Il prit May dans ses bras, lui plaqua les deux mains sur ses oreilles pour la protéger et lança le grand cri d'exorcisme. Une arme puissante, capable de paralyser un démon pendant plusieurs secondes, d'assommer un combattant aguerri, d'arrêter dix assaillants et de les forcer à lâcher leurs armes…
C'était la voix d'un Vaudran de la mer appelant un jeune marin de Temen-Océan à le rejoindre au fond du temps, et la voix du jeune marin hurlant pour repousser l'apparition. C'était une clameur de victoire, une huée de malédiction, un grondement de rage… Une plainte de damné, un rire de furie… Tout cela à la fois, en deux secondes, et bien plus – et autre chose qui n'était pas de ce monde.

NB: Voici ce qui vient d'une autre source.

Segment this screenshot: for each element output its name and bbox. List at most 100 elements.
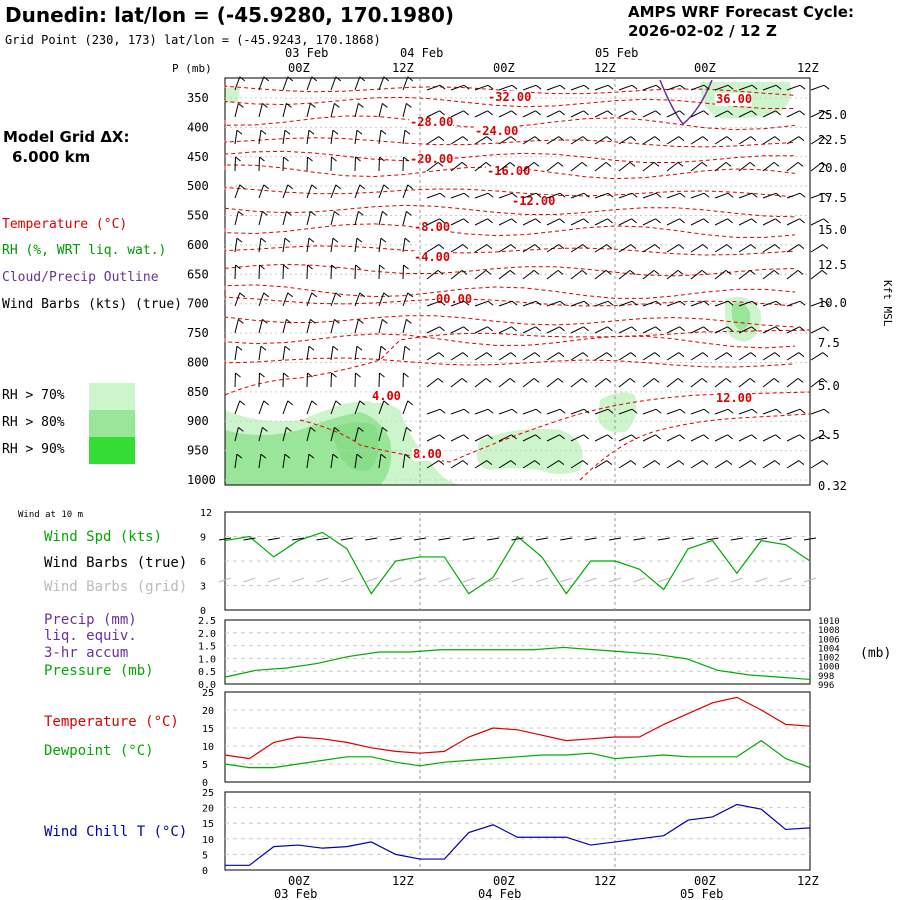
wind-barb-feather (462, 136, 469, 141)
windchill-tick: 5 (202, 850, 208, 861)
wind-barb (450, 161, 463, 172)
wind-barb (426, 434, 440, 442)
wind-barb-feather (382, 427, 388, 432)
wind-barb-feather (383, 292, 390, 298)
pressure-tick-label: 650 (187, 267, 209, 281)
wind-barb (666, 326, 680, 334)
wind-barb-feather (751, 434, 757, 440)
pressure-tick: 996 (818, 681, 834, 691)
wind-barb (810, 84, 825, 91)
wind-barb (450, 408, 465, 415)
wind-barb-feather (383, 400, 390, 406)
wind-barb (474, 244, 488, 253)
wind-barb-feather (677, 161, 684, 167)
wind-barb (666, 244, 680, 253)
wind-barb-feather (677, 377, 684, 383)
legend-wind-barbs: Wind Barbs (kts) (true) (2, 297, 183, 312)
wind-barb (258, 130, 262, 145)
height-tick-label: 25.0 (818, 108, 847, 122)
wind-barb (258, 427, 263, 442)
wind-barb-feather (404, 453, 411, 459)
wind-barb (666, 84, 681, 91)
pressure-tick: 1002 (818, 654, 840, 664)
wind-barb-10m (633, 537, 646, 541)
wind-barb-feather (259, 372, 265, 378)
wind-barb-feather (406, 427, 412, 432)
wind-barb-feather (310, 211, 316, 216)
wind-barb-feather (533, 269, 540, 275)
wind-barb-feather (823, 218, 829, 224)
wind-barb (618, 269, 631, 280)
wind-barb (546, 136, 560, 145)
height-tick-label: 22.5 (818, 133, 847, 147)
wind-barb-feather (535, 218, 541, 224)
wind-barb-feather (559, 110, 565, 116)
pressure-axis-label: P (mb) (172, 62, 212, 75)
wind-barb-feather (236, 237, 243, 243)
windchill-tick: 25 (202, 788, 214, 799)
wind-barb (642, 218, 656, 226)
wind-barb (426, 352, 440, 361)
wind-barb (354, 346, 358, 361)
wind-barb (714, 192, 729, 199)
wind-barb-feather (463, 408, 470, 414)
wind-barb (498, 244, 512, 253)
wind-barb (594, 84, 609, 91)
rh90-swatch (89, 437, 135, 464)
wind-barb-feather (821, 161, 828, 167)
wind-barb (690, 161, 703, 172)
wind-barb (258, 238, 262, 253)
wind-barb-feather (701, 377, 708, 383)
wind-barb-feather (355, 264, 361, 270)
wind-barb-feather (797, 377, 804, 383)
wind-barb-feather (703, 192, 710, 198)
wind-barb (762, 434, 776, 442)
wind-barb-feather (631, 326, 637, 332)
wind-barb (522, 460, 536, 469)
temperature-contour-label: -4.00 (414, 250, 450, 264)
wind-barb (474, 300, 489, 307)
wind-barb (354, 76, 361, 91)
wind-barb-feather (511, 192, 518, 198)
wind-barb-feather (775, 326, 781, 332)
wind-barb-feather (262, 427, 268, 432)
wind-barb (378, 292, 385, 307)
wind-barb-feather (238, 211, 244, 216)
wind-barb-feather (236, 129, 243, 135)
wind-barb (810, 408, 825, 415)
precip-tick: 2.0 (198, 629, 216, 640)
wind-barb-feather (703, 408, 710, 414)
hour-label-bottom: 00Z (694, 874, 716, 888)
wind-barb-grid (755, 577, 768, 583)
temperature-contour-label: -12.00 (512, 194, 555, 208)
wind-barb (426, 460, 440, 469)
wind-barb-feather (583, 110, 589, 116)
wind-barb-10m (657, 537, 670, 541)
wind-barb (642, 110, 656, 118)
wind-barb-feather (559, 84, 566, 90)
wind-barb-feather (583, 326, 589, 332)
wind-barb-feather (631, 110, 637, 116)
wind-barb-feather (485, 161, 492, 167)
wind-barb-feather (263, 184, 270, 190)
wind-barb (234, 292, 241, 307)
wind-barb-feather (379, 372, 385, 378)
wind-barb (330, 238, 334, 253)
wind-barb-feather (629, 161, 636, 167)
wind-barb (330, 346, 334, 361)
wind-barb (714, 300, 729, 307)
wind-barb (402, 238, 406, 253)
wind-barb (594, 269, 607, 280)
wind-barb-feather (439, 84, 446, 90)
wind-barb-feather (439, 434, 445, 440)
wind-barb (522, 300, 537, 307)
rh70-region-top-left (225, 88, 240, 104)
wind-barb (714, 244, 728, 253)
wind-barb (786, 352, 800, 361)
wind-barb-grid (633, 577, 646, 583)
pressure-tick: 1004 (818, 644, 840, 654)
wind-barb (786, 161, 799, 172)
hour-label-bottom: 12Z (797, 874, 819, 888)
wind-barb-feather (821, 269, 828, 275)
wind-barb-grid (243, 577, 256, 583)
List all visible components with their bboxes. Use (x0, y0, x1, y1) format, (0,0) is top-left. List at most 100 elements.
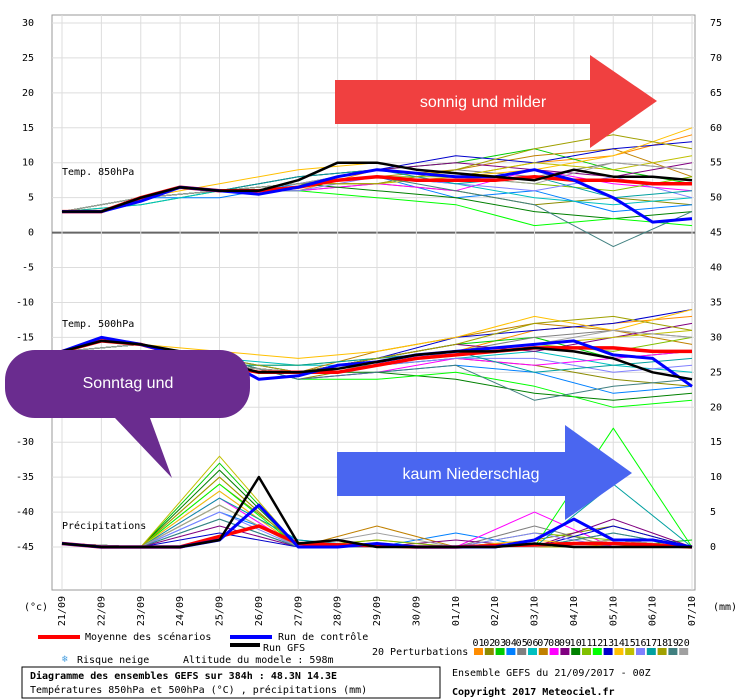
x-tick-label: 03/10 (530, 596, 541, 626)
legend-swatch (592, 648, 602, 655)
speech-bubble (5, 350, 250, 478)
legend-label: Run de contrôle (278, 631, 368, 643)
y2-tick-label: 70 (710, 53, 722, 64)
legend-number: 13 (602, 638, 614, 649)
legend-swatch (528, 648, 537, 655)
line-t500 (61, 309, 693, 359)
legend-number: 11 (580, 638, 592, 649)
legend-number: 20 (678, 638, 690, 649)
annotation: sonnig und milder (420, 94, 547, 111)
y2-tick-label: 25 (710, 367, 722, 378)
y-tick-label: -10 (16, 297, 34, 308)
legend-number: 10 (570, 638, 582, 649)
y2-tick-label: 10 (710, 472, 722, 483)
annotation: kaum Niederschlag (403, 466, 540, 483)
legend-swatch (582, 648, 591, 655)
legend-number: 08 (548, 638, 560, 649)
legend-swatch (657, 648, 667, 655)
legend-swatch (538, 648, 548, 655)
arrow (337, 425, 632, 520)
x-tick-label: 26/09 (254, 596, 265, 626)
x-tick-label: 23/09 (136, 596, 147, 626)
y-tick-label: 15 (22, 123, 34, 134)
panel-label: Précipitations (62, 520, 146, 532)
legend-number: 06 (526, 638, 538, 649)
x-tick-label: 25/09 (215, 596, 226, 626)
x-tick-label: 22/09 (96, 596, 107, 626)
legend-number: 15 (624, 638, 636, 649)
x-tick-label: 29/09 (372, 596, 383, 626)
legend-swatch (614, 648, 624, 655)
legend-number: 07 (537, 638, 549, 649)
y2-tick-label: 60 (710, 123, 722, 134)
y2-tick-label: 40 (710, 263, 722, 274)
y2-tick-label: 50 (710, 193, 722, 204)
legend-number: 03 (494, 638, 506, 649)
y2-tick-label: 75 (710, 18, 722, 29)
legend-swatch (646, 648, 656, 655)
legend-swatch (668, 648, 678, 655)
line-t850 (62, 161, 693, 213)
legend-swatch (549, 648, 559, 655)
y2-tick-label: 30 (710, 332, 722, 343)
panel-label: Temp. 500hPa (62, 319, 134, 330)
footer-box (21, 666, 441, 699)
y-tick-label: -30 (16, 437, 34, 448)
y2-tick-label: 45 (710, 228, 722, 239)
legend-number: 14 (613, 638, 625, 649)
legend-swatch (603, 648, 613, 655)
legend-label: 20 Perturbations (372, 647, 468, 658)
x-tick-label: 24/09 (175, 596, 186, 626)
x-tick-label: 04/10 (569, 596, 580, 626)
x-tick-label: 01/10 (451, 596, 462, 626)
line-t500 (61, 339, 693, 381)
y2-tick-label: 35 (710, 297, 722, 308)
legend-swatch (474, 648, 483, 655)
y-tick-label: 0 (28, 228, 34, 239)
right-unit: (mm) (713, 602, 737, 613)
legend-number: 18 (656, 638, 668, 649)
legend-swatch (625, 648, 635, 655)
copyright: Copyright 2017 Meteociel.fr (452, 686, 615, 698)
x-tick-label: 28/09 (333, 596, 344, 626)
y2-tick-label: 65 (710, 88, 722, 99)
y-tick-label: -15 (16, 332, 34, 343)
legend-number: 19 (667, 638, 679, 649)
y-tick-label: 25 (22, 53, 34, 64)
y2-tick-label: 0 (710, 542, 716, 553)
legend-number: 04 (505, 638, 517, 649)
footer-title: Diagramme des ensembles GEFS sur 384h : … (30, 670, 337, 682)
legend-swatch (571, 648, 581, 655)
y2-tick-label: 15 (710, 437, 722, 448)
x-tick-label: 30/09 (411, 596, 422, 626)
arrow (335, 55, 657, 148)
legend-swatch (484, 648, 494, 655)
altitude: Altitude du modele : 598m (183, 655, 334, 666)
footer-subtitle: Températures 850hPa et 500hPa (°C) , pré… (30, 684, 367, 696)
x-tick-label: 27/09 (293, 596, 304, 626)
y2-tick-label: 5 (710, 507, 716, 518)
y-tick-label: 20 (22, 88, 34, 99)
y-tick-label: -5 (22, 263, 34, 274)
snow-icon: ❄ (62, 654, 69, 665)
legend-swatch (636, 648, 645, 655)
legend-number: 09 (559, 638, 571, 649)
x-tick-label: 21/09 (57, 596, 68, 626)
line-precip (61, 475, 692, 549)
y-tick-label: 10 (22, 158, 34, 169)
panel-label: Temp. 850hPa (62, 167, 134, 178)
legend-number: 17 (645, 638, 657, 649)
y-tick-label: 30 (22, 18, 34, 29)
y-tick-label: -40 (16, 507, 34, 518)
y2-tick-label: 55 (710, 158, 722, 169)
run-info: Ensemble GEFS du 21/09/2017 - 00Z (452, 668, 651, 679)
legend-swatch (517, 648, 527, 655)
legend-label: Moyenne des scénarios (85, 631, 211, 643)
legend: Moyenne des scénarios Run de contrôleRun … (38, 631, 690, 658)
y-tick-label: 5 (28, 193, 34, 204)
x-tick-label: 02/10 (490, 596, 501, 626)
legend-swatch (560, 648, 570, 655)
snow-label: Risque neige (77, 655, 149, 666)
x-tick-label: 05/10 (608, 596, 619, 626)
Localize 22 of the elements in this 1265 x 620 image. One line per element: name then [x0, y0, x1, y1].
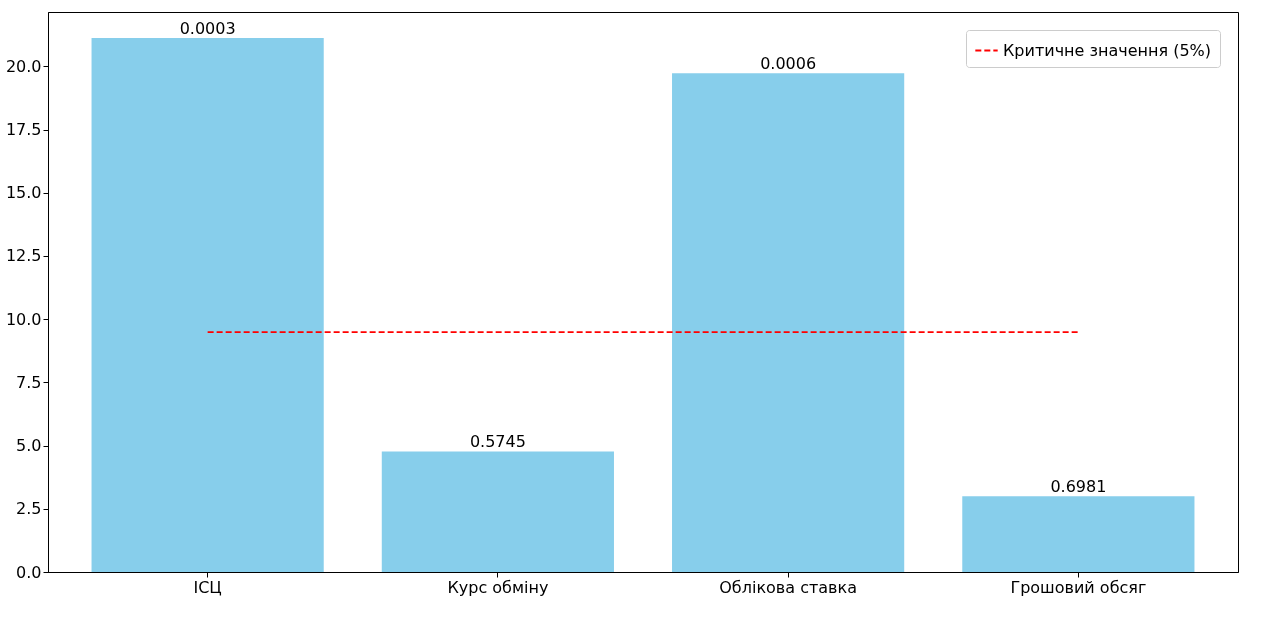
y-tick-label: 7.5	[16, 372, 42, 392]
annotation: 0.6981	[1050, 477, 1107, 497]
y-tick-label: 15.0	[5, 183, 42, 203]
bar	[91, 38, 324, 572]
y-tick-label: 20.0	[5, 56, 42, 76]
bar	[672, 73, 905, 572]
bar	[381, 451, 614, 572]
x-tick-label: ІСЦ	[193, 577, 222, 597]
annotation: 0.0003	[179, 19, 236, 39]
annotation: 0.0006	[760, 54, 817, 74]
x-tick-label: Грошовий обсяг	[1010, 577, 1147, 597]
y-tick-label: 10.0	[5, 309, 42, 329]
x-tick-label: Облікова ставка	[719, 577, 857, 597]
x-tick-label: Курс обміну	[447, 577, 549, 597]
legend-label: Критичне значення (5%)	[1003, 40, 1212, 60]
y-tick-label: 0.0	[16, 562, 42, 582]
y-tick-label: 17.5	[5, 120, 42, 140]
y-tick-label: 12.5	[5, 246, 42, 266]
annotation: 0.5745	[469, 432, 526, 452]
y-tick-label: 5.0	[16, 436, 42, 456]
y-tick-label: 2.5	[16, 499, 42, 519]
bar	[962, 496, 1195, 572]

Mais ses ennemis étaient trop dispersés. Le son des trompes couvrit en partie la voix de Rom. La séraphine affolée se débattit, comme si elle craignait qu'il l'étouffé, et parvint à dégager sa tête. Il coupa le cri pour ne pas la blesser. Il sut tout de suite que c'était un demi-échec… Les hommes-loups refluaient en geignant. Quelques-uns même se tordaient sur le sol. L'officier des chasseurs se tenait le crâne à deux mains et le passage était libre du côté de la forêt. Rom voulut s'élancer en tirant May derrière lui, mais la jeune femme était trop fatiguée. Elle fit deux pas et tomba à genoux.
Il se retourna, la prit dans ses bras. Elle était lourde. Elle s'accrochait à lui comme une noyée. Il trébucha en l'emportant.
Il vit sur sa droite les chasseurs rouges relever leur casque, ce qui était un signal d'attaque. Il n'eut pas le temps de les compter. Six, huit… D'autres surgirent sous la futaie. Il courut encore, May entre ses bras. Même s'il n'avait pas une chance sur cent !
— Mourons ensemble, dit May.
— Oui.
Il la lâcha d'une main, saisit le manche de son poignard. La tuer et lui éviter des souffrances sans nom.
Il pouvait encore faire ça pour elle !
Trop tard. Comme il levait son arme, visant le cœur de la jeune femme, il reçut un coup derrière la tête et tomba inanimé sur le sol rocheux du sous-bois.